Detection of extended VHE gamma-ray emission from G106.3+2.7 with VERITAS
Reference: V. A. Acciari et al. (The VERITAS Collaboration), The Astrophysical Journal, 703: L6-L9, 2009
Full text version
ArXiv version: ArXiV:0911.4695
Contact person: Scott Wakely
G106.3+2.7 is the remnant of a galactic supernova which exploded approximately 10,000 years ago. Contained within the body of the remnant is one of the most energetic pulsars in the northern sky, PSR J2229+6114. VERITAS observations of the region have resolved TeV gamma-ray emission coming from an extended portion of the radio remnant. Notably, the centroid of the TeV flux is centered near the center of a coincident molecular cloud, some 0.4 degrees away from the pulsar position. This may suggest that the emission is due to hadronic interactions between cosmic rays accelerated in the remnant and the material of the cloud.
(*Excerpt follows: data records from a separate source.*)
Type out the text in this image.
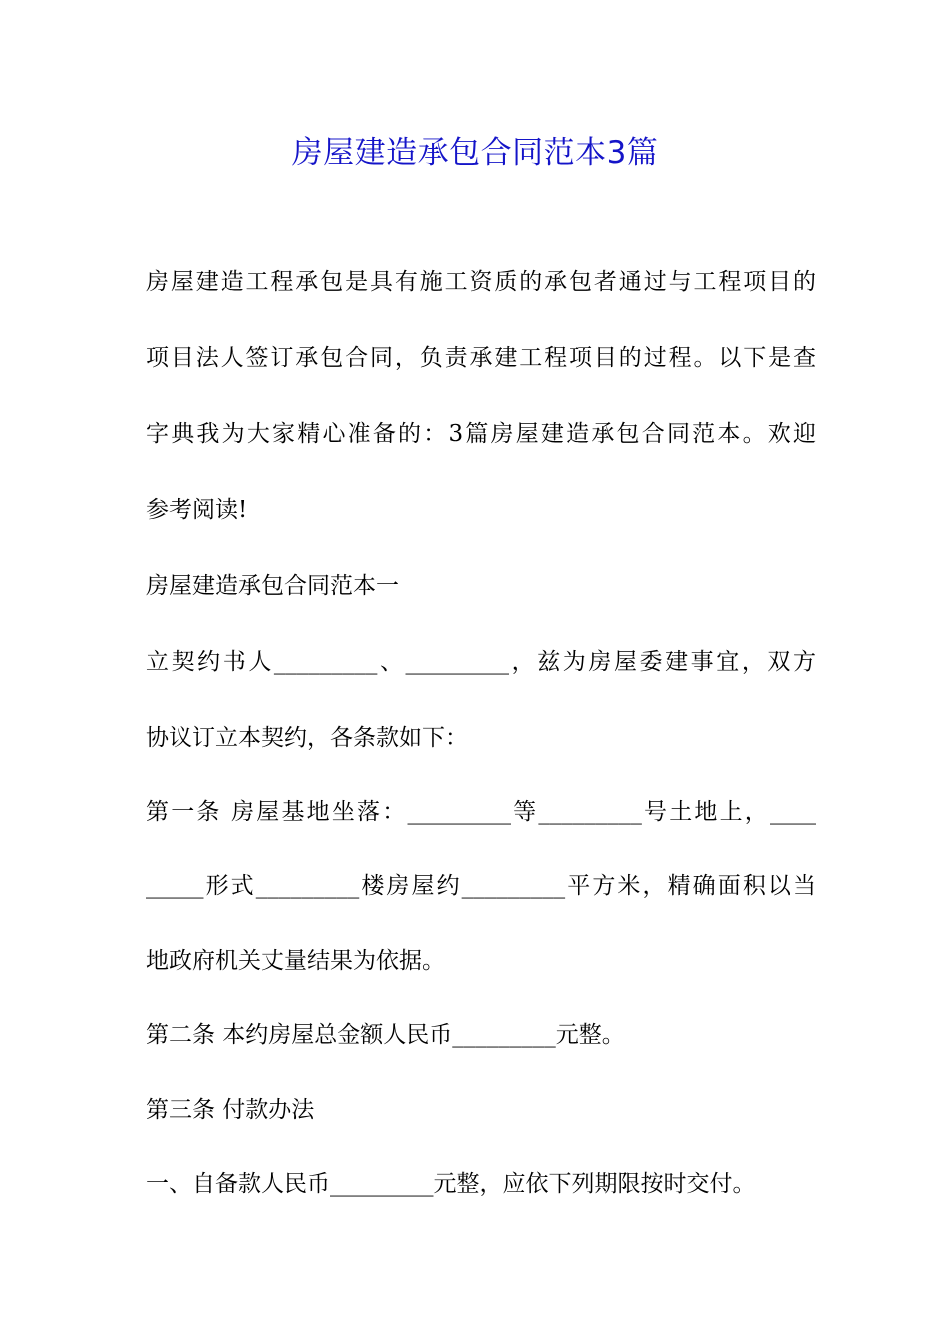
房屋建造承包合同范本3篇

房屋建造工程承包是具有施工资质的承包者通过与工程项目的

项目法人签订承包合同，负责承建工程项目的过程。以下是查

字典我为大家精心准备的：3篇房屋建造承包合同范本。欢迎

参考阅读!

房屋建造承包合同范本一

立契约书人_________、_________，兹为房屋委建事宜，双方

协议订立本契约，各条款如下：

第一条 房屋基地坐落：_________等_________号土地上，____

_____形式_________楼房屋约_________平方米，精确面积以当

地政府机关丈量结果为依据。

第二条 本约房屋总金额人民币_________元整。

第三条 付款办法

一、自备款人民币_________元整，应依下列期限按时交付。
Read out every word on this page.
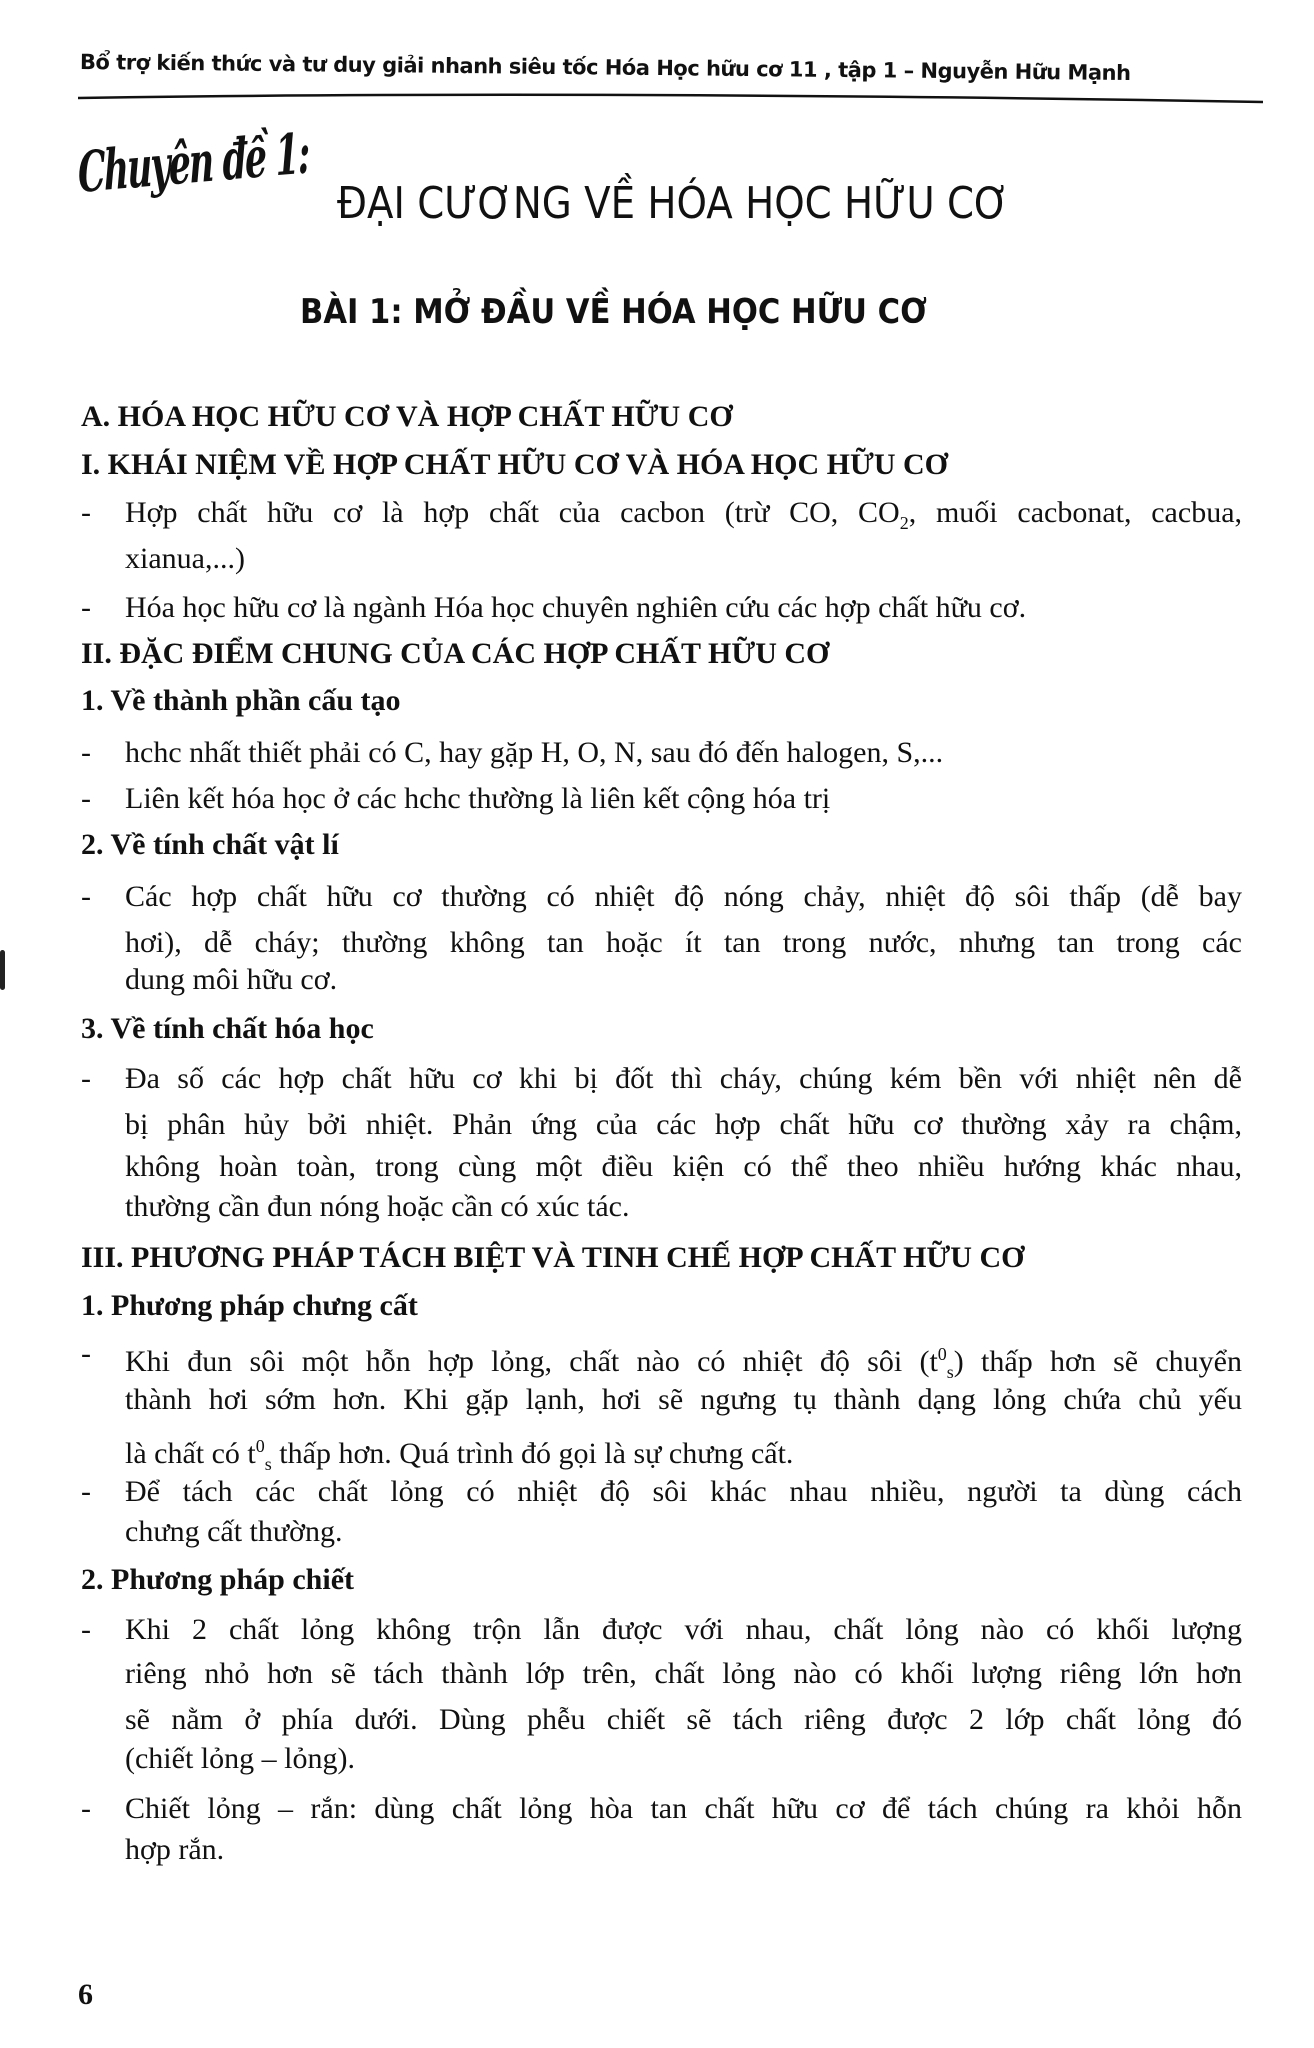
Bổ trợ kiến thức và tư duy giải nhanh siêu tốc Hóa Học hữu cơ 11 , tập 1 – Nguyễn Hữu Mạnh
Chuyên đề 1: ĐẠI CƯƠNG VỀ HÓA HỌC HỮU CƠ
BÀI 1: MỞ ĐẦU VỀ HÓA HỌC HỮU CƠ
A. HÓA HỌC HỮU CƠ VÀ HỢP CHẤT HỮU CƠ
I. KHÁI NIỆM VỀ HỢP CHẤT HỮU CƠ VÀ HÓA HỌC HỮU CƠ
- Hợp chất hữu cơ là hợp chất của cacbon (trừ CO, $CO_2$, muối cacbonat, cacbua,
xianua,...)
- Hóa học hữu cơ là ngành Hóa học chuyên nghiên cứu các hợp chất hữu cơ.
II. ĐẶC ĐIỂM CHUNG CỦA CÁC HỢP CHẤT HỮU CƠ
1. Về thành phần cấu tạo
- hchc nhất thiết phải có C, hay gặp H, O, N, sau đó đến halogen, S,...
- Liên kết hóa học ở các hchc thường là liên kết cộng hóa trị
2. Về tính chất vật lí
- Các hợp chất hữu cơ thường có nhiệt độ nóng chảy, nhiệt độ sôi thấp (dễ bay
hơi), dễ cháy; thường không tan hoặc ít tan trong nước, nhưng tan trong các
dung môi hữu cơ.
3. Về tính chất hóa học
- Đa số các hợp chất hữu cơ khi bị đốt thì cháy, chúng kém bền với nhiệt nên dễ
bị phân hủy bởi nhiệt. Phản ứng của các hợp chất hữu cơ thường xảy ra chậm,
không hoàn toàn, trong cùng một điều kiện có thể theo nhiều hướng khác nhau,
thường cần đun nóng hoặc cần có xúc tác.
III. PHƯƠNG PHÁP TÁCH BIỆT VÀ TINH CHẾ HỢP CHẤT HỮU CƠ
1. Phương pháp chưng cất
- Khi đun sôi một hỗn hợp lỏng, chất nào có nhiệt độ sôi $(t^0_s)$ thấp hơn sẽ chuyển
thành hơi sớm hơn. Khi gặp lạnh, hơi sẽ ngưng tụ thành dạng lỏng chứa chủ yếu
là chất có $t^0_s$ thấp hơn. Quá trình đó gọi là sự chưng cất.
- Để tách các chất lỏng có nhiệt độ sôi khác nhau nhiều, người ta dùng cách
chưng cất thường.
2. Phương pháp chiết
- Khi 2 chất lỏng không trộn lẫn được với nhau, chất lỏng nào có khối lượng
riêng nhỏ hơn sẽ tách thành lớp trên, chất lỏng nào có khối lượng riêng lớn hơn
sẽ nằm ở phía dưới. Dùng phễu chiết sẽ tách riêng được 2 lớp chất lỏng đó
(chiết lỏng – lỏng).
- Chiết lỏng – rắn: dùng chất lỏng hòa tan chất hữu cơ để tách chúng ra khỏi hỗn
hợp rắn.
6
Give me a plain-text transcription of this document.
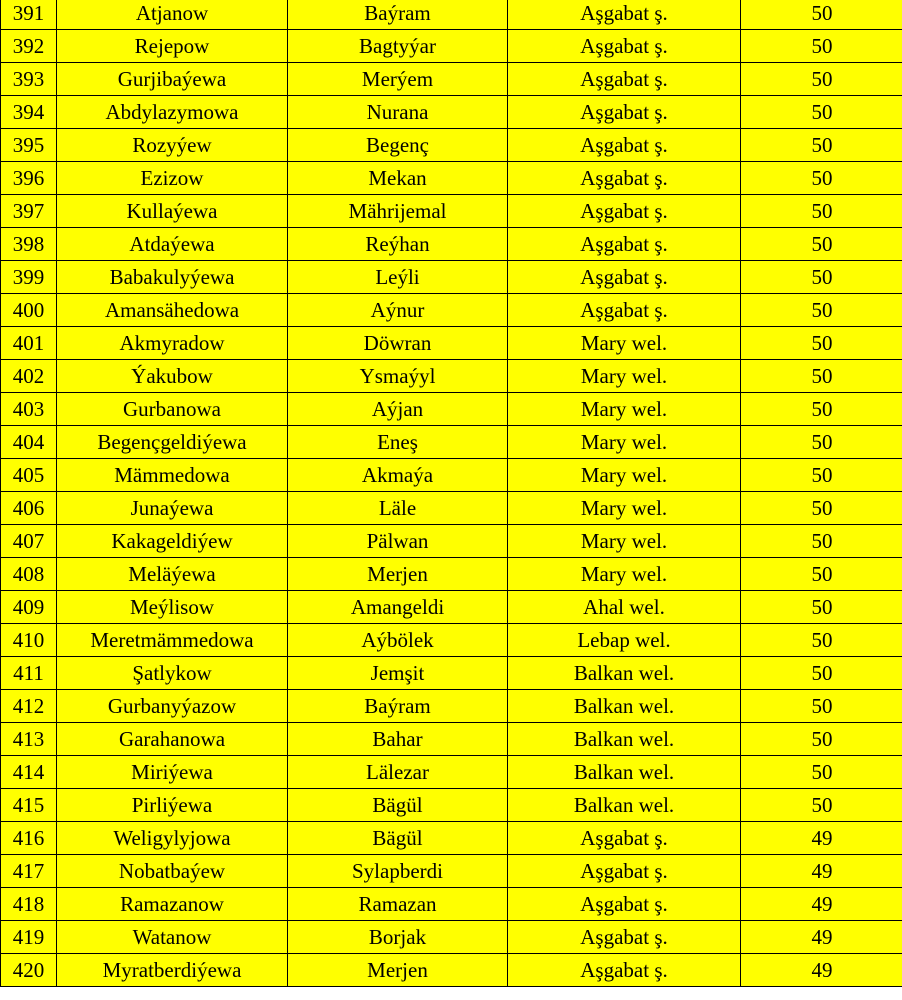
391	Atjanow	Baýram	Aşgabat ş.	50
392	Rejepow	Bagtyýar	Aşgabat ş.	50
393	Gurjibaýewa	Merýem	Aşgabat ş.	50
394	Abdylazymowa	Nurana	Aşgabat ş.	50
395	Rozyýew	Begenç	Aşgabat ş.	50
396	Ezizow	Mekan	Aşgabat ş.	50
397	Kullaýewa	Mährijemal	Aşgabat ş.	50
398	Atdaýewa	Reýhan	Aşgabat ş.	50
399	Babakulyýewa	Leýli	Aşgabat ş.	50
400	Amansähedowa	Aýnur	Aşgabat ş.	50
401	Akmyradow	Döwran	Mary wel.	50
402	Ýakubow	Ysmaýyl	Mary wel.	50
403	Gurbanowa	Aýjan	Mary wel.	50
404	Begençgeldiýewa	Eneş	Mary wel.	50
405	Mämmedowa	Akmaýa	Mary wel.	50
406	Junaýewa	Läle	Mary wel.	50
407	Kakageldiýew	Pälwan	Mary wel.	50
408	Meläýewa	Merjen	Mary wel.	50
409	Meýlisow	Amangeldi	Ahal wel.	50
410	Meretmämmedowa	Aýbölek	Lebap wel.	50
411	Şatlykow	Jemşit	Balkan wel.	50
412	Gurbanyýazow	Baýram	Balkan wel.	50
413	Garahanowa	Bahar	Balkan wel.	50
414	Miriýewa	Lälezar	Balkan wel.	50
415	Pirliýewa	Bägül	Balkan wel.	50
416	Weligylyjowa	Bägül	Aşgabat ş.	49
417	Nobatbaýew	Sylapberdi	Aşgabat ş.	49
418	Ramazanow	Ramazan	Aşgabat ş.	49
419	Watanow	Borjak	Aşgabat ş.	49
420	Myratberdiýewa	Merjen	Aşgabat ş.	49
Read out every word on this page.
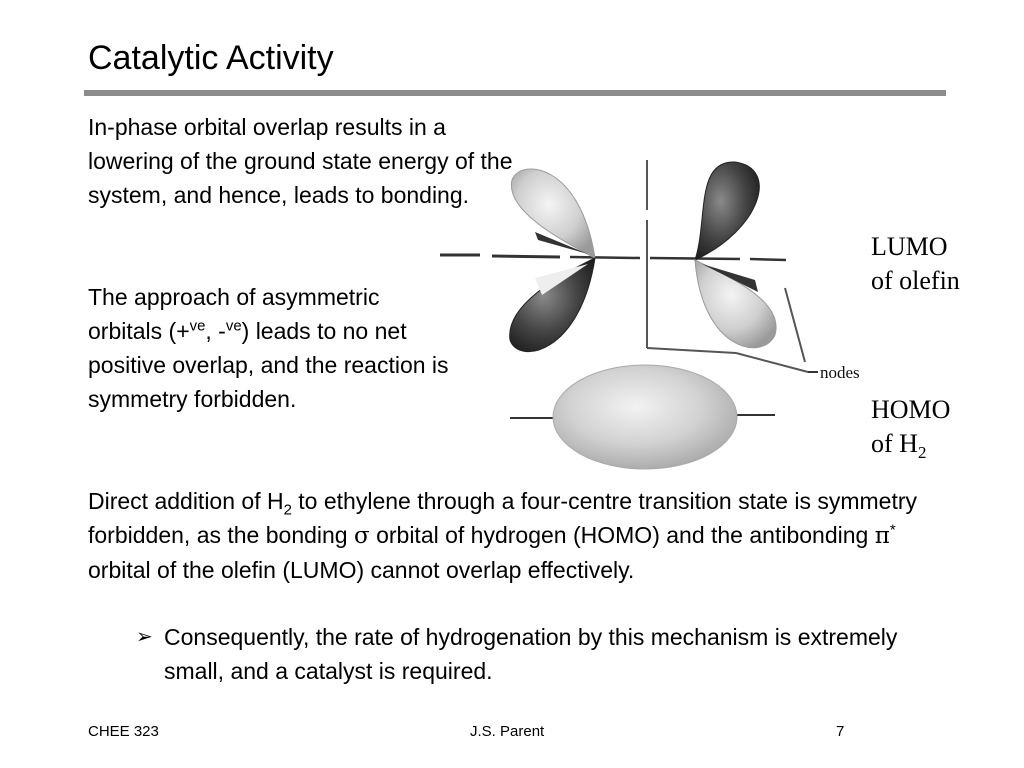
Catalytic Activity
In-phase orbital overlap results in a lowering of the ground state energy of the system, and hence, leads to bonding.
The approach of asymmetric orbitals (+$^{ve}$, -$^{ve}$) leads to no net positive overlap, and the reaction is symmetry forbidden.
Direct addition of $H_2$ to ethylene through a four-centre transition state is symmetry forbidden, as the bonding σ orbital of hydrogen (HOMO) and the antibonding π* orbital of the olefin (LUMO) cannot overlap effectively.
➢ Consequently, the rate of hydrogenation by this mechanism is extremely small, and a catalyst is required.
LUMO
of olefin
HOMO
of $H_2$
nodes
CHEE 323	J.S. Parent	7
At other energies, the Fermi LAT team reports GeV emission at the location of the pulsar and the Milagro collaboration reports unresolved ~35 TeV emission from the general area. The Milagro flux point lies along the extrapolated spectrum measured by VERITAS. If there is, in fact, a single mechanism at work in producing the emission seen by both instruments, then this could strengthen the case for the hadronic scenario, given that the combined spectrum would lack the curvature expected from a typical inverse Compton (leptonic) model at these energies.